First make sure you have proper contract with grid/energy company for export; selling them your excess energy. You must have done that, right? Sure at that point someone also checked that your utility meter is capable of metering the export, right?
If that is taken care of, then make sure it works: get hourly metering data from the energy/grid company (sure it must be available online to you in year 2024 in Austria, yes?)
This must mean two numbers, export and import. Compare both to what the inverter application says, to rule out energy metering error.
Specifically check if there was any sunny day when you remember that battery was already showing 100% at some point in afternoon. Then there should be export. Verify that the export is recorded correctly both in the inverter and in the grid/energy company operator data.
Batteries are nasty in that they totally destroy your energy consumption if
anything goes wrong with metering. In other words, the energy flow (direction and magnitude of power flow) the inverter sees
MUST match what is measured by utility meter, pretty closely - especially close to zero.

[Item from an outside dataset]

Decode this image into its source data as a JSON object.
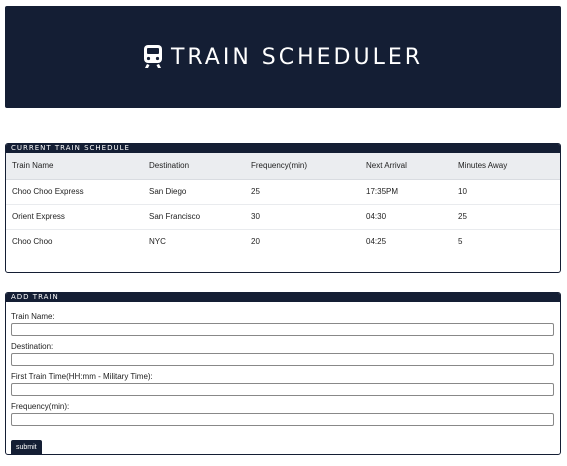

And metering is not made easy by e.g. Chinese inverters having an overcomplicated system where a separate box is wired with RS485, then to that box is connected all three phase voltages and three CTs and the order of the phases must match as well as direction of CTs. Too many possibilities for installers to make a mistake, and mistake is hard to see, there is no intelligent diagnosis.
It is also important to know what is the
netting period your grid company uses. This varies from milliseconds to a year depending on where you live and what kind of contract you have! And while of paramount importance, it can be nearly impossible to
know what it is, you need insider information. For example, I
know this is 15 minutes in most of Finland now, but I have no idea how I would Google that or where I would get that information as a consumer. Inverter net-zeroing feedback loop frequency response is somewhere around 0.1 - 0.5 Hz, so for netting periods shorter than a few minutes, extra cost is caused by timing mismatch. Also if phases are not netted together in a 3-phase system for billing (which was the case here still a few years ago!), it will totally ruin everything (inverter keeps total power at zero, which means some phases export while others import; if you are billed for the phases separately, you pay even at zero power).
Also see
https://www.eevblog.com/forum/renewable-energy/low-power-efficiency-regulation-of-battery-hybrid-inverters-(eu-and-otherwise)/ - increased power consumption is to be expected.
I would suggest not to get grid-tied battery inverter systems without third party management system (aware of hourly energy prices; maybe participating in reserve markets). For PV timeshift only, it is not worth the investment, and extra power draw negates large part of the effect.